The Father archetype can appear in anyone.
In the novel (and subsequent movie of 2015), Brooklyn, Eilis’s sister, Rose, embodies the Father archetype when their father dies. Rose continues to live with their mother, but she is also an independent woman who plays golf and works as a bookkeeper in an office. It is Rose who arranges for Eilis to go to America, buys her new clothes, and provides her with money to survive until she is earning her own way.

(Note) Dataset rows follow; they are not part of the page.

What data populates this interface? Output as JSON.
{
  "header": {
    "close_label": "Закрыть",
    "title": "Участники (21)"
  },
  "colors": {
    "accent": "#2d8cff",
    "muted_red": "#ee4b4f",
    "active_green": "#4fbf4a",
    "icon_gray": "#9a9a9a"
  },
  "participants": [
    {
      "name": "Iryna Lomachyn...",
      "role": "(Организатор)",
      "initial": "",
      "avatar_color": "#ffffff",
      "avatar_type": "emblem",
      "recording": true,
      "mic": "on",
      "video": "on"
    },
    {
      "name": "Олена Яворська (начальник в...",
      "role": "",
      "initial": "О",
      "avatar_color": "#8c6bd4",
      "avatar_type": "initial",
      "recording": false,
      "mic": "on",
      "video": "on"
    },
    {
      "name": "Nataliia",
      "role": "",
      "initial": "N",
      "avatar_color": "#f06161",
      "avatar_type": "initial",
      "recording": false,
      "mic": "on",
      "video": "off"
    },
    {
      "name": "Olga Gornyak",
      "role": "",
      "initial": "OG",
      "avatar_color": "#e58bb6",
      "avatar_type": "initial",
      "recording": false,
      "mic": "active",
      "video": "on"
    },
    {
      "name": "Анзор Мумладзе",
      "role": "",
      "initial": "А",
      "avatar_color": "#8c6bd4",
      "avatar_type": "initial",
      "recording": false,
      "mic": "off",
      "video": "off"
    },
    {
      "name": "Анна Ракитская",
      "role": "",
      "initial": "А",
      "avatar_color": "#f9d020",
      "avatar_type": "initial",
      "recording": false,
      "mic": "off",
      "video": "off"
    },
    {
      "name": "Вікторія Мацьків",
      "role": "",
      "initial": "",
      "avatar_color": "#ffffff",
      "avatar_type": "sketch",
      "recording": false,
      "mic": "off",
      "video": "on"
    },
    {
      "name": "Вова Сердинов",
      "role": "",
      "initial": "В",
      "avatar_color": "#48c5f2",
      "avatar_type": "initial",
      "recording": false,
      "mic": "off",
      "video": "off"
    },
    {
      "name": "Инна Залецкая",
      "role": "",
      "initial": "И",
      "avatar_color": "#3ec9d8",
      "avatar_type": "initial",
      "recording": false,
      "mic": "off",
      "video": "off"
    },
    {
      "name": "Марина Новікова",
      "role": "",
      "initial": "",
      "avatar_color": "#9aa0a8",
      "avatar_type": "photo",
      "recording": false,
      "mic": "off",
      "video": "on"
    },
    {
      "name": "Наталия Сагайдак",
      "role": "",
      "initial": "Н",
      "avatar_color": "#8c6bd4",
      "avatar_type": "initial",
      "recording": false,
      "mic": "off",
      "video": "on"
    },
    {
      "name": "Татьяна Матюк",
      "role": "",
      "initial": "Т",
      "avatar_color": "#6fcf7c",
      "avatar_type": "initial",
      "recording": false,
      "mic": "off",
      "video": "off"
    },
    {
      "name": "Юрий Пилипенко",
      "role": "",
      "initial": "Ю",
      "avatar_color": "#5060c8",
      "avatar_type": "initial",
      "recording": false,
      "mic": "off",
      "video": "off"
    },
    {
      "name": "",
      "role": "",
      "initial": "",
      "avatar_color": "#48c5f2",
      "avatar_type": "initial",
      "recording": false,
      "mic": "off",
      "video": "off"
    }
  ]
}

In the hit musical Mamma Mia!, daughter Sophie is getting married but intends to keep living with her mother, helping her run the bed and breakfast. But, not knowing who her father is, she has always felt like a part of her is missing. When she sends wedding invites to the three men who slept with her mother, they all attend, and each pledges to share her as their daughter. Now the archetypal Father is finally present in her life and Sophie decides not to marry. Instead she insists that she and her fiancé should explore the world. The presence of Father has released her bondage to home: she is now free to leave.
Mother is home. Our first home and our connection to home. She is the comfortable womb, the place where we are taken care of and where we can just be. Father disturbs that comfort. Father calls us out of this safe place and requires us to think, to become conscious, to become.
My role these days is the archetypal Father. Mazie will always stay with me, but the puppies will not. At eight to ten weeks old, they will each leave the nest and find new homes. My role is to prepare them for life away from the comfort of Mom. Every day I agitate them with low doses of stress by performing neurological stimulation exercises. All of this is to help them adjust. To build their strength and immunity to be successful in the world, in their lives. Maybe a bit irritating in the moment yet done with love for a greater purpose.
LOL! Definitely not puppy grandma. I am a Doggie Dad!